Source:  The Kitchen: Inspiring Cooks. Nourishing Homes




Tuesday 6 March 2012

Roasted Baby Potatoes

While looking in the cupboards tonight seeing what we had to make for supper I found a small bag of baby potatoes. I totally had forgotten I had even bought them. Does anyone else do this?
So to my delight I quickly found a good recipe I wanted to try with baby potatoes and they turned out really well.
This recipe is likely going to be my go to recipe for roasted baby potatoes.
( Note- the potatoes come out rather dark due to the soy sauce in case anyone was wondering :)





Roasted Baby Potatoes


Yield: 4 servings

Ingredients:


10-15 baby potatoes
2-3 tbsp. soy sauce
2 tsp. butter
2 tsp. olive oil
fresh cracked pepper
2-3 tbsp. fresh parsley, divided

Directions:


Preheat oven to 350 degrees. Boil a large pot of water and boil the potatoes for 4-5 minutes. Remove from water and let cool. Once cooled, slice in half and combine soy sauce, butter, olive oil, black pepper, and half of the parsley. Mix thoroughly and place in a baking dish that has been sprayed with olive oil. Place in the oven and roast for 20-25 minutes.
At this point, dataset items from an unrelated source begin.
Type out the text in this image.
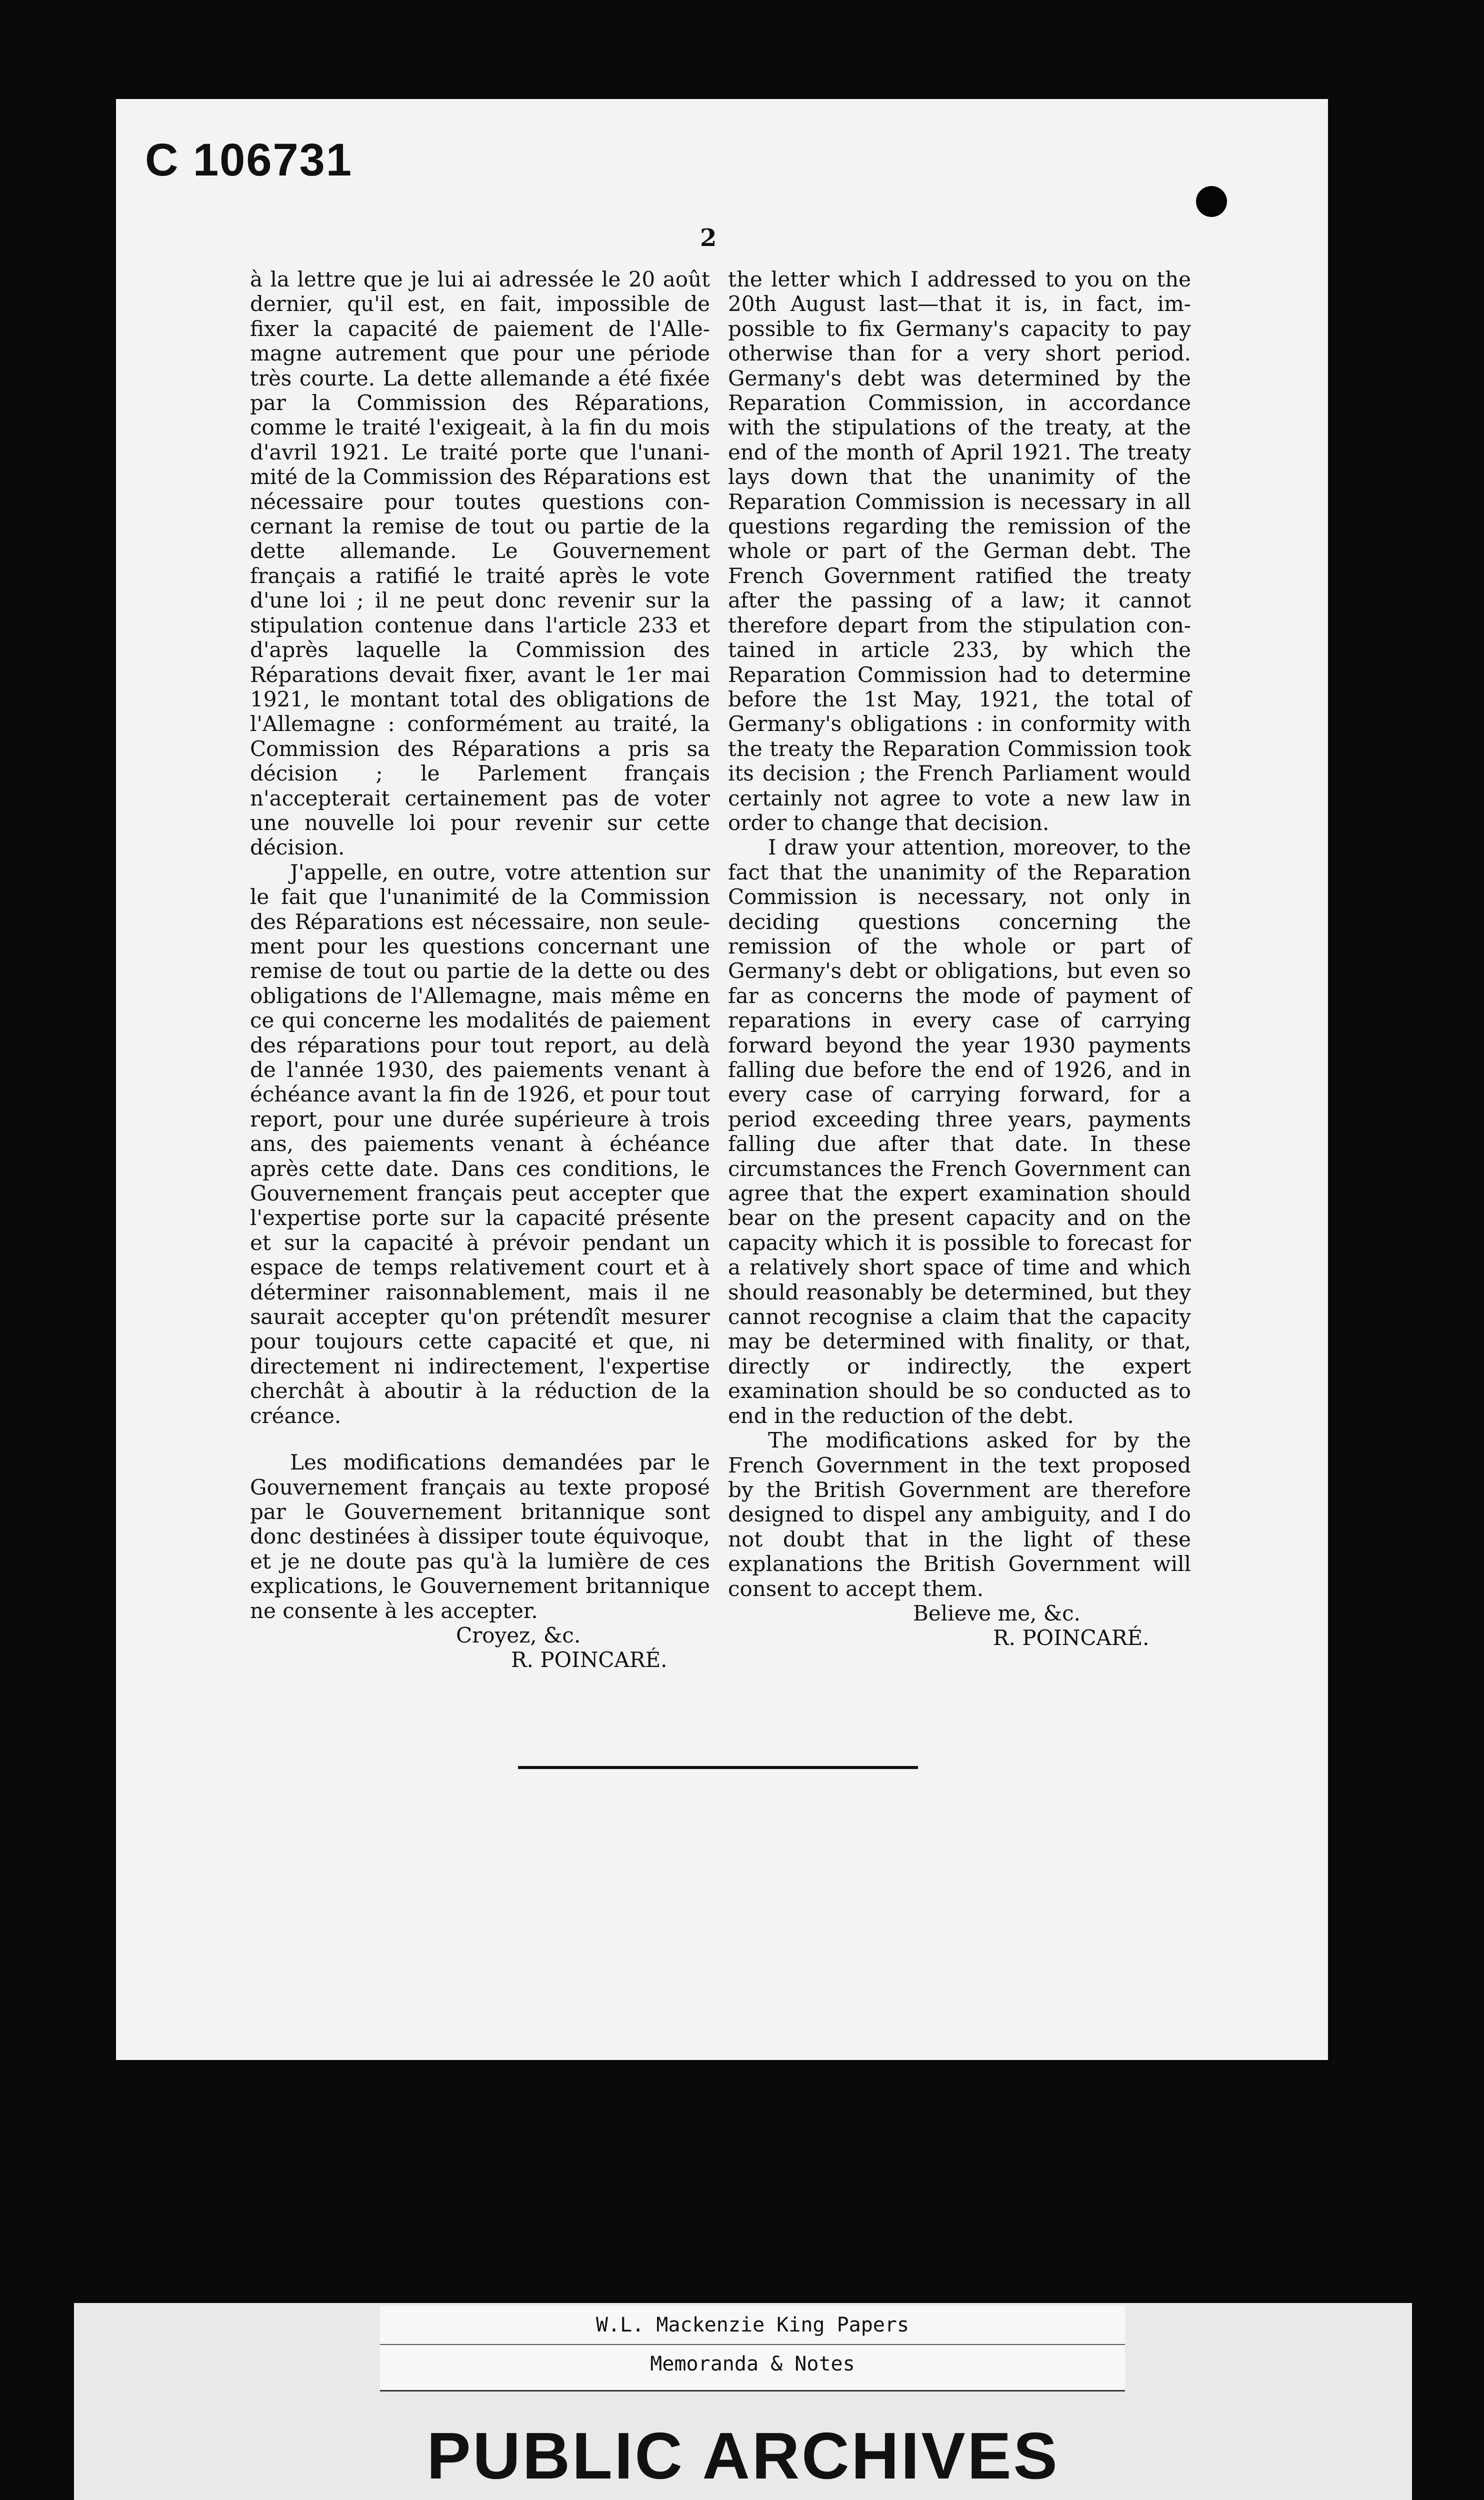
C 106731
2

à la lettre que je lui ai adressée le 20 août dernier, qu'il est, en fait, impossible de fixer la capacité de paiement de l'Allemagne autrement que pour une période très courte. La dette allemande a été fixée par la Commission des Réparations, comme le traité l'exigeait, à la fin du mois d'avril 1921. Le traité porte que l'unanimité de la Commission des Réparations est nécessaire pour toutes questions concernant la remise de tout ou partie de la dette allemande. Le Gouvernement français a ratifié le traité après le vote d'une loi ; il ne peut donc revenir sur la stipulation contenue dans l'article 233 et d'après laquelle la Commission des Réparations devait fixer, avant le 1er mai 1921, le montant total des obligations de l'Allemagne : conformément au traité, la Commission des Réparations a pris sa décision ; le Parlement français n'accepterait certainement pas de voter une nouvelle loi pour revenir sur cette décision.

J'appelle, en outre, votre attention sur le fait que l'unanimité de la Commission des Réparations est nécessaire, non seulement pour les questions concernant une remise de tout ou partie de la dette ou des obligations de l'Allemagne, mais même en ce qui concerne les modalités de paiement des réparations pour tout report, au delà de l'année 1930, des paiements venant à échéance avant la fin de 1926, et pour tout report, pour une durée supérieure à trois ans, des paiements venant à échéance après cette date. Dans ces conditions, le Gouvernement français peut accepter que l'expertise porte sur la capacité présente et sur la capacité à prévoir pendant un espace de temps relativement court et à déterminer raisonnablement, mais il ne saurait accepter qu'on prétendît mesurer pour toujours cette capacité et que, ni directement ni indirectement, l'expertise cherchât à aboutir à la réduction de la créance.

Les modifications demandées par le Gouvernement français au texte proposé par le Gouvernement britannique sont donc destinées à dissiper toute équivoque, et je ne doute pas qu'à la lumière de ces explications, le Gouvernement britannique ne consente à les accepter.

Croyez, &c.

R. POINCARÉ.

the letter which I addressed to you on the 20th August last—that it is, in fact, impossible to fix Germany's capacity to pay otherwise than for a very short period. Germany's debt was determined by the Reparation Commission, in accordance with the stipulations of the treaty, at the end of the month of April 1921. The treaty lays down that the unanimity of the Reparation Commission is necessary in all questions regarding the remission of the whole or part of the German debt. The French Government ratified the treaty after the passing of a law; it cannot therefore depart from the stipulation contained in article 233, by which the Reparation Commission had to determine before the 1st May, 1921, the total of Germany's obligations : in conformity with the treaty the Reparation Commission took its decision ; the French Parliament would certainly not agree to vote a new law in order to change that decision.

I draw your attention, moreover, to the fact that the unanimity of the Reparation Commission is necessary, not only in deciding questions concerning the remission of the whole or part of Germany's debt or obligations, but even so far as concerns the mode of payment of reparations in every case of carrying forward beyond the year 1930 payments falling due before the end of 1926, and in every case of carrying forward, for a period exceeding three years, payments falling due after that date. In these circumstances the French Government can agree that the expert examination should bear on the present capacity and on the capacity which it is possible to forecast for a relatively short space of time and which should reasonably be determined, but they cannot recognise a claim that the capacity may be determined with finality, or that, directly or indirectly, the expert examination should be so conducted as to end in the reduction of the debt.

The modifications asked for by the French Government in the text proposed by the British Government are therefore designed to dispel any ambiguity, and I do not doubt that in the light of these explanations the British Government will consent to accept them.

Believe me, &c.

R. POINCARÉ.

W.L. Mackenzie King Papers
Memoranda & Notes
PUBLIC ARCHIVES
Remove from oven and taste, re season with sea salt and pepper if needed.


Source: For the Love of Cooking











Saturday 3 March 2012

Mini Ham and Cheese Quinoa Cups

These little cups were very very filling ! I could only eat 2 of them before i was too full to eat anything more all night.
These would be a great breakfast food but we had them for supper with a side salad.
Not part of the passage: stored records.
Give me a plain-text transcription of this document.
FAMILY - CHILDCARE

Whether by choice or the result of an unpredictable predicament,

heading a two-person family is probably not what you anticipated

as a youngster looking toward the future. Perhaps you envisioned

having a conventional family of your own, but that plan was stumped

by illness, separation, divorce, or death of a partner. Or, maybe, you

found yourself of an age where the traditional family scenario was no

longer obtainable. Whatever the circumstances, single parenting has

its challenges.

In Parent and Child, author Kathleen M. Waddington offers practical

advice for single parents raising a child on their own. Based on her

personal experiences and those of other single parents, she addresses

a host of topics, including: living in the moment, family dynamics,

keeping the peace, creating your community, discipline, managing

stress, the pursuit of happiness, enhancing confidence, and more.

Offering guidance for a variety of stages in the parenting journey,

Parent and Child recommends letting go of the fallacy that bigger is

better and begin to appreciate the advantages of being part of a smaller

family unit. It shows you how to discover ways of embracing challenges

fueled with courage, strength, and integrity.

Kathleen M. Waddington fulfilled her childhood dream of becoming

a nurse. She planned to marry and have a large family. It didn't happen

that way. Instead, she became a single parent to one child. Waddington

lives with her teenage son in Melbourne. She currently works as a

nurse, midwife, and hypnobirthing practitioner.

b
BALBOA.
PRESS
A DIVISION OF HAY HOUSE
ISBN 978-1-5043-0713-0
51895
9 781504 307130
Mini Ham and Cheese Quinoa Cups


Yield: 28 mini cups


Ingredients:


2 cups cooked Quinoa (about 3/4 cup uncooked)
2 eggs
1 cup zucchini, shredded ( change this up if you want with shredded carrots or other veggie)
1 cup shredded sharp cheddar cheese
1/2 cup diced ham
1/4 cup parsley, chopped
2 tbsp parmesan cheese
2 green onions, sliced
salt and pepper


Directions:


Preheat oven to 350 degrees. Combine all ingredients in a large bowl and mix to combine. Liberally spray a  muffin tin with a non-stick spray and spoon mixture to the top of each cup. Bake for 15-20 minutes, or until edges of the cups are golden brown. Do not under bake or they wont come out of the pan. Let cool for at least 5 minutes before removing from the muffin tin.